Non so se Veltroni avesse qualche altro scopo nel suo ricordo di Ramelli; ma a onor del vero gesti analoghi li fece già quando era sindaco di Roma. Del resto a Roma ci furono altri Ramelli, non pochi, che furono trucidati per il solo torto di essere ragazzi di destra, sognatori di un’Italia diversa che amava la sua civiltà e la sua tradizione. Non so se la Segre pensasse in quel momento a suo marito che si candidò col Msi di Almirante alla fine degli anni Settanta. Ma quel gesto fa onore a Veltroni come alla Segre, e rintraccia un segno di umanità in un momento bestiale di ottusa insofferenza che ha preso la mano, le parole, la testa. E per fortuna non ancora le mani…
Con tutti i suoi difetti, Veltroni è meglio di questa sinistra becera e ingrillita dei nostri giorni, viene da una storia, capisce le passioni politiche, ha umanità. E Liliana Segre è decisamente meglio di coloro che la innalzano, la usano, si fanno schermo di lei per seminare odio nel nome dell’amore; ha espresso in più occasioni equilibrio rispetto per quelli che altri giudicano mostri, ha persino dialogato con Salvini e con la Meloni, senza ritrosie e senza mascherina antivirus.

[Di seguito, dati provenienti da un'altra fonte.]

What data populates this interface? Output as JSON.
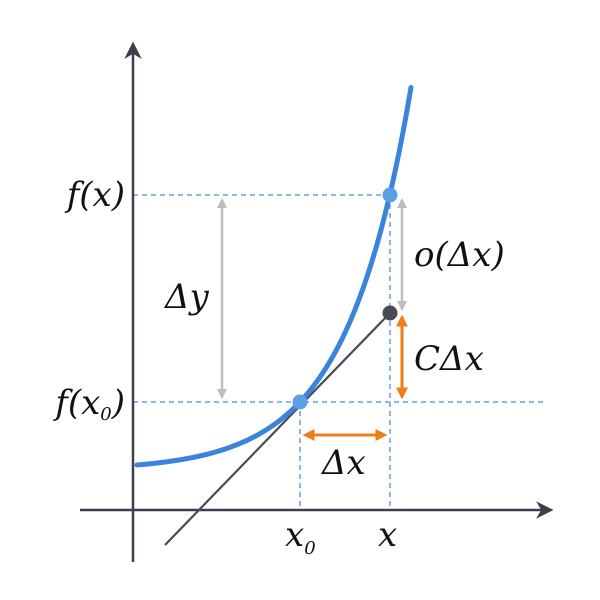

I due gesti mi hanno ricordato Cesare Pavese che una volta ne la Casa in collina parlò di un ragazzo fascista ucciso: “Ho visto i morti sconosciuti, i morti repubblichini, sono questi che mi hanno svegliato … anche vinto il nemico è qualcuno; dopo averne sparso il sangue bisogna placarlo, dare una voce a questo sangue… ogni caduto somiglia a chi resta, e gliene chiede ragione”. E PierPaolo Pasolini che dedicò la sua ultima poesia, Saluto e augurio, a lui, al ragazzo di destra. Lo chiama Fedro, gli rivolge “un discorso che sembra un testamento” e lo fu davvero per la sua morte sopraggiunta a breve. Gli dice di amare i suoi capelli corti, in polemica coi capelloni, e di condividere il suo amore per il latino e il greco. Lo esorta a difendere le vigne, i casali, la confidenza col sole e la pioggia, e sognare “la Destra divina che è dentro di noi nel sonno”. Lo invita a non essere borghese ma santo e soldato “Santo senza ignoranza e soldato senza violenza” e gli indica una sacra missione: “Difendi, conserva, prega. Prenditi tu questo fardello – gli dice – io non posso; nessuno ne capirebbe lo scandalo”. Parole che si conficcano dentro l’anima di un ragazzo, più di un coltello.
Torno infine a lui, al Ragazzo di Destra, a questa etnia negata e offesa, scambiato per un cretino di tredici anni che disegna svastiche sui muri o ai citofoni. Uno sport antico e demente, ricordo da ragazzo svastiche in tutti i cessi pubblici di scuole e ferrovie, era una variante del pisello, un altro segno osceno per trasgredire, per giunta facili da disegnare. Un segno di idiozia elementare, di puerile ignoranza, non certo di nazismo tornante…
Ma quelle svastiche non sono il lessico quotidiano del Ragazzo di Destra. Semmai sono la sua caricatura o quella del fratello scemo. Il Ragazzo di Destra pensa col cuore ma pensa; anzi rispetto allo standard delle sardine, dei grillini o dei centri sociali, sembra quasi un pensatore. Sta lì, ti vede come uno che potrebbe essere suo padre o suo precursore; tu lo guardi negli occhi e rivedi i tuoi diciott’anni di ragazzo di destra. E a differenza di Pasolini, dividi con lui il suo fardello. Difendi conserva prega.